La pièce est gigantesque, couverte de draperies, et sous les lourds tissus, des boiseries sombres. Le soleil perce difficilement, en de rares rayons qui tombent comme une douche de lumière dans la quelle la poussière se disperse comme de la poussière de fée. Le plafond est couvert de lambris aux couleurs délicatement sombre, le sol, couvert également de tapis persan. Nul ne songe à regarder ces dits tapis, mais si quelqu’un le ferait il découvrirait de nombreux de trous de boulettes et des tâches sombres, il y en a d’autres en dessous des tapis.
Bien sûr que des gens sont morts ici, c’est la demeure d’un narakhe. Mais pour sa défense, il dirait que personne n’a fait ici ce pourquoi il était venu. Il attire ceux qui veulent mourir, ceux qui veulent brûler dans les flammes de l’enfer, il ne fait qu’exaucer leurs désirs, qu’attiser la flamme de la corruption dans leur cœur, et comme un gourou impétueux, il dirige tout cela dans de grandes messes noires qu’il orchestre telle une diva. Ce qu’il est, soyons honnêtes.
Une diva qui commande de gigantesque portait de lui-même pour orner ses propres murs de sa demeure digne d’un palace qui pourrait accueillir tous les sans abris de Parys. Il y vit seul, évidemment. Ces murs accueillent beaucoup d’âmes mais aucune ne reste, du moins, leur chair palpitante ne reste guère longtemps. Leurs âmes, il les emporte avec lui s’il le peut. Et bien souvent, il y parvient.

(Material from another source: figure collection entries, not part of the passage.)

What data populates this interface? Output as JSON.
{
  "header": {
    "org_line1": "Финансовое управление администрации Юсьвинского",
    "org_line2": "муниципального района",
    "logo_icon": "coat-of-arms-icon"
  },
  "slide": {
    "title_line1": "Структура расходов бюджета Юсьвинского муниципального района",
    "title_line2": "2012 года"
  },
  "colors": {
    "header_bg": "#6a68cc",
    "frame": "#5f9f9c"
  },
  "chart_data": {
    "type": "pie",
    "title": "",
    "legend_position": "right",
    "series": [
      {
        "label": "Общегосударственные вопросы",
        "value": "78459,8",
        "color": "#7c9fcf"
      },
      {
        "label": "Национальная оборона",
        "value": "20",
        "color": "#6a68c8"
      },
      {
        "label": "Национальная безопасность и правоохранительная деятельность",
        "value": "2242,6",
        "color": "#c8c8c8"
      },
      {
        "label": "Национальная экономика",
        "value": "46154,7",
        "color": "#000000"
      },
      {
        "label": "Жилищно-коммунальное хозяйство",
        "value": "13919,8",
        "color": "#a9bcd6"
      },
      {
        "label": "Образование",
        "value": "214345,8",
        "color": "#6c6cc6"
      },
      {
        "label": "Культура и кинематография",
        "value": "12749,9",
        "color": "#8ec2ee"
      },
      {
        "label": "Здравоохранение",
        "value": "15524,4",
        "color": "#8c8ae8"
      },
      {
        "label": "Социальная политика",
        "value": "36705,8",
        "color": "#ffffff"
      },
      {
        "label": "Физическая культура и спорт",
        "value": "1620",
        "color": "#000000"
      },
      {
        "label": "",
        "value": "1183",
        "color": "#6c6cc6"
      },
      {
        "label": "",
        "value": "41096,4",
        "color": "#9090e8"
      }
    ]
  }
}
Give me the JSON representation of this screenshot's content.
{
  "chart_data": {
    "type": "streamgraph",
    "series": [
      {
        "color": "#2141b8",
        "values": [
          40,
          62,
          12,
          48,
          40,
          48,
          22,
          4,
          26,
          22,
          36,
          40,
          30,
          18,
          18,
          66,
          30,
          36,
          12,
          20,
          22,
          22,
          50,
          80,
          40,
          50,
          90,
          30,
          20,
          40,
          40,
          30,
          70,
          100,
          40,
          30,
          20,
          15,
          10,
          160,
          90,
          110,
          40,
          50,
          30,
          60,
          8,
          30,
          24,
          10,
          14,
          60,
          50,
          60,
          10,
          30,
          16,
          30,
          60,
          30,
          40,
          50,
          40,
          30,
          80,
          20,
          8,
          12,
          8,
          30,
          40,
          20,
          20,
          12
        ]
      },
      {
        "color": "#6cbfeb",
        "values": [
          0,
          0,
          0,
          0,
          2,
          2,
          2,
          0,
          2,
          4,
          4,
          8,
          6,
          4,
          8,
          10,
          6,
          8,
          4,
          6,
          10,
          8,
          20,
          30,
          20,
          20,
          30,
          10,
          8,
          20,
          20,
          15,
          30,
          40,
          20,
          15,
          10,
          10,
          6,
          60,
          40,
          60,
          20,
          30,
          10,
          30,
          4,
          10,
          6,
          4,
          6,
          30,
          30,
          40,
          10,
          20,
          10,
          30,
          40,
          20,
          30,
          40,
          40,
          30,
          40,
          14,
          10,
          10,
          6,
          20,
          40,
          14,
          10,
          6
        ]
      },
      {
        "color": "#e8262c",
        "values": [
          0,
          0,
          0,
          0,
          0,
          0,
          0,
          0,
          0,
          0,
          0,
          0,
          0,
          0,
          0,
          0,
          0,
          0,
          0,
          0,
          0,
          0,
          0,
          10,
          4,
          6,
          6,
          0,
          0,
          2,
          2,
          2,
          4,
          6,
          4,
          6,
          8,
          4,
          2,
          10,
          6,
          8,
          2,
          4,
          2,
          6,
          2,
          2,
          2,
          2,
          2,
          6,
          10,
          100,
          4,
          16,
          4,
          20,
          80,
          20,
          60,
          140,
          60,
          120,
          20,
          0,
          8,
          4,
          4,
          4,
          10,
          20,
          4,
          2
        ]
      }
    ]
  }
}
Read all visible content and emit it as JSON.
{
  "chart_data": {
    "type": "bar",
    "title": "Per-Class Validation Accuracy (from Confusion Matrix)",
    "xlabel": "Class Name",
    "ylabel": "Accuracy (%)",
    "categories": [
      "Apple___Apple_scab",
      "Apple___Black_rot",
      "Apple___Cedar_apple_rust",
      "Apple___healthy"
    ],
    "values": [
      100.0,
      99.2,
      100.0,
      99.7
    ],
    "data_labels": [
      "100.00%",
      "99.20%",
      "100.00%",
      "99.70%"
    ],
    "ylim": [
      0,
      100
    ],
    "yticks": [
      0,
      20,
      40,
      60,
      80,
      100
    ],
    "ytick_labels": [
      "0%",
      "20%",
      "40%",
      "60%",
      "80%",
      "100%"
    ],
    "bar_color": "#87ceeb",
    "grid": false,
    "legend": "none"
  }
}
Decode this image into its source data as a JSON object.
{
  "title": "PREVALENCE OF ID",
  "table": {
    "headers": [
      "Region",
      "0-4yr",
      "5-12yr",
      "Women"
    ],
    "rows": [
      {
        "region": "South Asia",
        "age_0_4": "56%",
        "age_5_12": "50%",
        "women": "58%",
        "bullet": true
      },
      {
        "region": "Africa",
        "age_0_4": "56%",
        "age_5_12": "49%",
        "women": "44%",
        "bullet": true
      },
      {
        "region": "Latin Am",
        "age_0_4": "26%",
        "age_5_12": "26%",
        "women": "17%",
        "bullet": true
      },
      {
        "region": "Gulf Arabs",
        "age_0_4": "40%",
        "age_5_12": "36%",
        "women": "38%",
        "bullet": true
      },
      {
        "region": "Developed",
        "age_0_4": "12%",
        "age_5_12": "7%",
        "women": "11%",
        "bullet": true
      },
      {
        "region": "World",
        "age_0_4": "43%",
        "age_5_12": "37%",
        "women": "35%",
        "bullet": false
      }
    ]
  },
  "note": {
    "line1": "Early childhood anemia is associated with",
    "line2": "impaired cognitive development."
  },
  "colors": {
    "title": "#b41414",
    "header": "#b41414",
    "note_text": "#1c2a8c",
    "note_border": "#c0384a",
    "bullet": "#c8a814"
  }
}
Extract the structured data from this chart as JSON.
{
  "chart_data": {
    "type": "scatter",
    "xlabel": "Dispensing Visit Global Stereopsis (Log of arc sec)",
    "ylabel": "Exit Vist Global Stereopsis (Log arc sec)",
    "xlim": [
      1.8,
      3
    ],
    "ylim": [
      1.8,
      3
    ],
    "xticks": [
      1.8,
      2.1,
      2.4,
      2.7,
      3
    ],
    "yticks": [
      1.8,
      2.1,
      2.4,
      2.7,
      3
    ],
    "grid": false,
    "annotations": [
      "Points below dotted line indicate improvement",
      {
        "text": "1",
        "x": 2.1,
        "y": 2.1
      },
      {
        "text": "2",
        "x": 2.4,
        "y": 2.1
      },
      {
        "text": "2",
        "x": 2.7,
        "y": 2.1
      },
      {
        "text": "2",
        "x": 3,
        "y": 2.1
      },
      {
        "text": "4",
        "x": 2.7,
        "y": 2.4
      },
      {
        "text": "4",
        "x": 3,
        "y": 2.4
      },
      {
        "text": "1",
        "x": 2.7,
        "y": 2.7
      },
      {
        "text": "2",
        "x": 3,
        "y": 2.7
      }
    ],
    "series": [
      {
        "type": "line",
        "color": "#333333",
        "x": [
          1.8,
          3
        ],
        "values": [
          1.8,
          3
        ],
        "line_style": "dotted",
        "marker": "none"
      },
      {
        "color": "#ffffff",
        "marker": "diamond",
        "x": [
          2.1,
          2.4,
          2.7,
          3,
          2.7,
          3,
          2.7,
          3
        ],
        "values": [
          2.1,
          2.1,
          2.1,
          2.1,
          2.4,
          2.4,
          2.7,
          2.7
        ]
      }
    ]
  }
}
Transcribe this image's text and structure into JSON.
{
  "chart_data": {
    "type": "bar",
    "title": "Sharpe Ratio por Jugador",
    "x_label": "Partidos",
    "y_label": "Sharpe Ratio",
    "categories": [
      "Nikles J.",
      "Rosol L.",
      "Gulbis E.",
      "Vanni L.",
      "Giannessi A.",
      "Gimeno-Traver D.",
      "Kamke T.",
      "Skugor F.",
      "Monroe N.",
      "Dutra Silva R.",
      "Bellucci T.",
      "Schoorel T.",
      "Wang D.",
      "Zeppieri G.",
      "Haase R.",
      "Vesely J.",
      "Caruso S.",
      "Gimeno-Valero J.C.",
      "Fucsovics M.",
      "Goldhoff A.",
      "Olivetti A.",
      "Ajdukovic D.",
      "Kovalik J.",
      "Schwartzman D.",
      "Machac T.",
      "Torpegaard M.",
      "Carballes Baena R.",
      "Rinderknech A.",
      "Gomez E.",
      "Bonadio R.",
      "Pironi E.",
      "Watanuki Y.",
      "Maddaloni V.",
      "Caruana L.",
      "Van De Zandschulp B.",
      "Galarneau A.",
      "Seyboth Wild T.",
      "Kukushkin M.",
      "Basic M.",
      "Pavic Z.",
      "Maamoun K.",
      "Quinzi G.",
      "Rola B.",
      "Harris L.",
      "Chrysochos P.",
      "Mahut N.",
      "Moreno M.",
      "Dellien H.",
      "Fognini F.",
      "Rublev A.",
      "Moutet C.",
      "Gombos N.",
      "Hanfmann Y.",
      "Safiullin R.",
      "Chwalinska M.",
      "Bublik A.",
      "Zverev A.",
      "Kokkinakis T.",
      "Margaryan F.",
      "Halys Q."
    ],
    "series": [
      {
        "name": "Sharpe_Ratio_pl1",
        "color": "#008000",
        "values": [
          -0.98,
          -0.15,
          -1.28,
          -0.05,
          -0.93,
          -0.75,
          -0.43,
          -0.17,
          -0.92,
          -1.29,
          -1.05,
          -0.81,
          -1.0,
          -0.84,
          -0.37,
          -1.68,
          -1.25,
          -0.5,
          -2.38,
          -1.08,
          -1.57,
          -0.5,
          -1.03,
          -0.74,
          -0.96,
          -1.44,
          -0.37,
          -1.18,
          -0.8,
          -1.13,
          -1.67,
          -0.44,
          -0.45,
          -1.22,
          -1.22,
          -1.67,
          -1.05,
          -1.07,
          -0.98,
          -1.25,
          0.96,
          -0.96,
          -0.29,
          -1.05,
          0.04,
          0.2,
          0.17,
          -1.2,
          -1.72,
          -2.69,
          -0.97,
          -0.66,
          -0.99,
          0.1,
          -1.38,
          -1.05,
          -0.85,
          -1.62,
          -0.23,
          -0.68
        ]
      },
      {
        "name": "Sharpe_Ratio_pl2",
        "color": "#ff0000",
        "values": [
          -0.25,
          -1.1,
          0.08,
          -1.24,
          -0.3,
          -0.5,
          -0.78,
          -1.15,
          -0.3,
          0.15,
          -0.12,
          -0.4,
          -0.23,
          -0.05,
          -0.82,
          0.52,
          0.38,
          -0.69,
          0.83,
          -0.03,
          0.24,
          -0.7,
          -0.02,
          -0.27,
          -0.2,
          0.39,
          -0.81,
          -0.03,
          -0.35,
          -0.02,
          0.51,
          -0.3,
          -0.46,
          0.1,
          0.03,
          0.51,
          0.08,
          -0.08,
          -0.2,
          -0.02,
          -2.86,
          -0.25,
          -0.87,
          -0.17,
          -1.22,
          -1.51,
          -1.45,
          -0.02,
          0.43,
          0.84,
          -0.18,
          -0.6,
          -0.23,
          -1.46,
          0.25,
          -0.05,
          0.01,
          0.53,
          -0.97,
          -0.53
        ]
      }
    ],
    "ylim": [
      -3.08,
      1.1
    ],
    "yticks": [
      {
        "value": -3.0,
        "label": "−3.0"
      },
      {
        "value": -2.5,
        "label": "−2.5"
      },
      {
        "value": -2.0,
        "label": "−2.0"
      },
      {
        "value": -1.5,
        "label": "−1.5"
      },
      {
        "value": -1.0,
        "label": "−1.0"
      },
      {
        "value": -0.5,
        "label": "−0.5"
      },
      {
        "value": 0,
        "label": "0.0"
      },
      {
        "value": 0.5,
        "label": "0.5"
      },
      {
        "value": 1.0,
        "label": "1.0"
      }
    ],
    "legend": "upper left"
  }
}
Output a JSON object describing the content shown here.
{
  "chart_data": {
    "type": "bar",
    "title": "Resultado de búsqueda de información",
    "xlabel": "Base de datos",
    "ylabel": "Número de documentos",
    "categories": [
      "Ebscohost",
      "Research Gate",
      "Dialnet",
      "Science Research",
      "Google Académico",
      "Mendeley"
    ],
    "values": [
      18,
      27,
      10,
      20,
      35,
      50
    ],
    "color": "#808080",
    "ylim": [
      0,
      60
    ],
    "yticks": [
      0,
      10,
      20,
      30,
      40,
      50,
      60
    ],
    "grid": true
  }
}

Peut-être obtiendrait-il celui de la peintre.
Celle-ci est derrière sa toile, là où elle doit être, exécutant sa commande, ses ordres. Lui est devant, posant à moitié nu, vêtu d’un pantalon de cuir noir et d’un peignoir de soie noir couvert dans le dos d’un gigantesque dragon chinois, des runes magiques peintes sur sa peau à l’encre de chine, une pipe à opium coincé entre ses doigts fins, et lui dans une pose digne de la créature androgyne emblématique du film Rock horror picture show, un film dont il est fan d’ailleurs et qui passe en boucle dans sa salle de cinéma privée située juste à côté d’ailleurs.
Cambré, il jette un regard par dessus son épaule à la peintre tout occupée à sa toile qui n’a pas l’air de le regarder depuis un petit moment. Il peut garder la pause naturellement, longtemps, il est un narakhe, il n’a besoin ni de dormir, ni de respirer, mais n’empêche, qu’il s’ennuit vite. Plus vite qu’un mortel ordinaire. Certainement plus vite qu’un vampire. Il attrape sa pipe et en aspire une longue bouffée qu’il recrache en direction de la peintre.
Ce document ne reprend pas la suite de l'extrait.